UN Womenニュース3

  • 2011/06/28

「息子優先主義」が、差別と女性の権利侵害のなくならない大きな要因―これはやめさせなければならず、やめられるはず―

ジュネーヴ――ジェンダーに基づく性の選別が、差別と暴力の風土をつくりあげており、政府と社会のあらゆる部門が女性の人権問題として緊急に取り組むべきことだと、国連の5機関が強調した。OHCHR,UNFPA,UNICEF, UN Women, WHOが本日(2011年6月14日)発した声明は、南部、東部、中部アジアの多くの地域で、男児130人に対して女児100人と男児が好まれる[息子優先主義]に関して、学びとった教訓の背後にある証拠を描き出している。

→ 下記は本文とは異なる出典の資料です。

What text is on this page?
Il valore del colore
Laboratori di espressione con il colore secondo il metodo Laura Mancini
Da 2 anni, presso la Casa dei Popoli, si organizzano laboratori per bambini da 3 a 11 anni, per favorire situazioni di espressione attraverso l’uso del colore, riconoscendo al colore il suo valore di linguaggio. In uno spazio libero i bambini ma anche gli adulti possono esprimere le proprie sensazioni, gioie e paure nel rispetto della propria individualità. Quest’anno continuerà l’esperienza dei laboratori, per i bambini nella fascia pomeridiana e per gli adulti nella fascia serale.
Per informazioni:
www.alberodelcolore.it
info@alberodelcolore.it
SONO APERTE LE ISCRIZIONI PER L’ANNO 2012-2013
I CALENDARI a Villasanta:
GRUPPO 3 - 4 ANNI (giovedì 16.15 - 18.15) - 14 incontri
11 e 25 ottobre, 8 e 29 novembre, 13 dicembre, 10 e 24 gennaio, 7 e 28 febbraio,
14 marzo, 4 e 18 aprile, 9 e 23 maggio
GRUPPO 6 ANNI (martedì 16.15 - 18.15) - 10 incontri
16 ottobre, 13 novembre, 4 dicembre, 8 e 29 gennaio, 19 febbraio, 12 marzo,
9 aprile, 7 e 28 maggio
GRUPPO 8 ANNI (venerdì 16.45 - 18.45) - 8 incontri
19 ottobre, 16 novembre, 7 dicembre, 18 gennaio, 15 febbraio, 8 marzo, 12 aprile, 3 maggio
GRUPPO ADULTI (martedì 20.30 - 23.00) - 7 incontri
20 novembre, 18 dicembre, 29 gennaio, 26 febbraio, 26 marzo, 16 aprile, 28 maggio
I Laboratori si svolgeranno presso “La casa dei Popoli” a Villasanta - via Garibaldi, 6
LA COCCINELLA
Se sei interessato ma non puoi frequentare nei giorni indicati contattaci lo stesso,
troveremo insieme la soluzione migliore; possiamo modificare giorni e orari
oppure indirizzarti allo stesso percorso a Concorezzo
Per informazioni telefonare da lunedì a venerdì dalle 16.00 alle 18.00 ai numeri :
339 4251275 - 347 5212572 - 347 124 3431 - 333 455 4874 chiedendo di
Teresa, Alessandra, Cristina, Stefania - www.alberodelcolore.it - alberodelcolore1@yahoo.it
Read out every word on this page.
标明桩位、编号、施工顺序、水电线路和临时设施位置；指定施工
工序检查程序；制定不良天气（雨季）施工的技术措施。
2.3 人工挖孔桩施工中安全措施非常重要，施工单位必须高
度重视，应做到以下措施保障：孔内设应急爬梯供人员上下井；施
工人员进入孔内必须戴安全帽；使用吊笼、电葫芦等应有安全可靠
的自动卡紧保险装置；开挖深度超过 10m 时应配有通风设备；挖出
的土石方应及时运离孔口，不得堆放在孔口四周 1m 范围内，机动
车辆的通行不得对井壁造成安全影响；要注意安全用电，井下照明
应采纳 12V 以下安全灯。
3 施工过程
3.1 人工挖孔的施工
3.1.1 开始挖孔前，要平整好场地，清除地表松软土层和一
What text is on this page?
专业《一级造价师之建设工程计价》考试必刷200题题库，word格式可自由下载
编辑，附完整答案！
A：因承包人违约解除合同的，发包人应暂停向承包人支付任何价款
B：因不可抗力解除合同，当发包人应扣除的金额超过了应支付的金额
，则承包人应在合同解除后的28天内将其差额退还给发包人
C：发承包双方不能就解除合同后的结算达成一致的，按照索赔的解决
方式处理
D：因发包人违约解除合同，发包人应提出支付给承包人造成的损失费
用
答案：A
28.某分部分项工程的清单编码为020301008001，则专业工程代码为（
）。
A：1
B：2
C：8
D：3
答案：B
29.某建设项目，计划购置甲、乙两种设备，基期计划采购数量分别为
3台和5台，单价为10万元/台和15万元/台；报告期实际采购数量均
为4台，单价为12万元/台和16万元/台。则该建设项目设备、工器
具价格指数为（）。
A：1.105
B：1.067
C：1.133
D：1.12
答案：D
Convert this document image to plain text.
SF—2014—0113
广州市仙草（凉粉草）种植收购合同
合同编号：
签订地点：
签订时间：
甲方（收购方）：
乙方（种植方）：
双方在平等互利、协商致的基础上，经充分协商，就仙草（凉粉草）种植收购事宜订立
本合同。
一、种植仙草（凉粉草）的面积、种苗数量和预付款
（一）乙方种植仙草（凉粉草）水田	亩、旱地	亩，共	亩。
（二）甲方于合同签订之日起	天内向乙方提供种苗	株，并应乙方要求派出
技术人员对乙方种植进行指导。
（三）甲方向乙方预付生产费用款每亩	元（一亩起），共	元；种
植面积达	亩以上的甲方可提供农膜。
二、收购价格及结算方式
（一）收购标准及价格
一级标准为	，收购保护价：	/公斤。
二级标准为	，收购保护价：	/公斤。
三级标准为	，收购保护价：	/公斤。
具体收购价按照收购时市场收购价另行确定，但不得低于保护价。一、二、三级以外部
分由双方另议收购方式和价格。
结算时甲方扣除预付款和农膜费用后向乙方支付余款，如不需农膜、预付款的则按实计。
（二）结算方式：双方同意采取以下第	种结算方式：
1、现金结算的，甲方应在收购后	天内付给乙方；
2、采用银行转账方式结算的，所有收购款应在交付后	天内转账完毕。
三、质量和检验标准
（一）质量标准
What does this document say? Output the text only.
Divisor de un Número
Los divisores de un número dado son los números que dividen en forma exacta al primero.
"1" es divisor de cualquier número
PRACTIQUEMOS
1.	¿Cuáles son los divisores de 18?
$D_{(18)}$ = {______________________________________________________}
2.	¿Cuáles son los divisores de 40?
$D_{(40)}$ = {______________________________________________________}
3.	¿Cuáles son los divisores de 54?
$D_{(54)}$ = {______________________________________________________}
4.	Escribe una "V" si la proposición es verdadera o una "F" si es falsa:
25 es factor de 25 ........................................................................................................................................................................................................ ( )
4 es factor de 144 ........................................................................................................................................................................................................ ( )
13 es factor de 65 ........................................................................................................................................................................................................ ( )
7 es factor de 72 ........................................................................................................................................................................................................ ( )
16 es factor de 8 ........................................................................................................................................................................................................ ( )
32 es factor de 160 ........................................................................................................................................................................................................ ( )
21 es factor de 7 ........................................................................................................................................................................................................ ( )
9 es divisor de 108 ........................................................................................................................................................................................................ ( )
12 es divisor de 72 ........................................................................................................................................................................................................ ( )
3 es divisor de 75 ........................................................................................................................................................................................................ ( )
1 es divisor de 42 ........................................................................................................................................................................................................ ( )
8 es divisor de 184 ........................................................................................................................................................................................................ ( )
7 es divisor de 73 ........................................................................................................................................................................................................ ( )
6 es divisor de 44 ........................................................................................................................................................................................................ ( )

 「男児を選り好みすることは、女性に対する社会的、文化的、政治的、経済的不公正の表れである」と声明は述べ、「息子の誕生で私の地位は上がり、娘の誕生は私の頭を下げさせる」という、ある男性の証言を引用した。

 「女性には息子を産むようにという大きな圧力がかかり、それが女性の出産の決意に直接影響を与えるだけでなく、息子優先主義によって女児の地位はいつまでも低い状態が続くことになる」と、声明は述べている。

 「また望まれない女児を出産した結果を耐え忍ばなければならないのも女性であり、そうした結果として起こるのは暴力、遺棄、離婚、さらには死さえ招くことがある」。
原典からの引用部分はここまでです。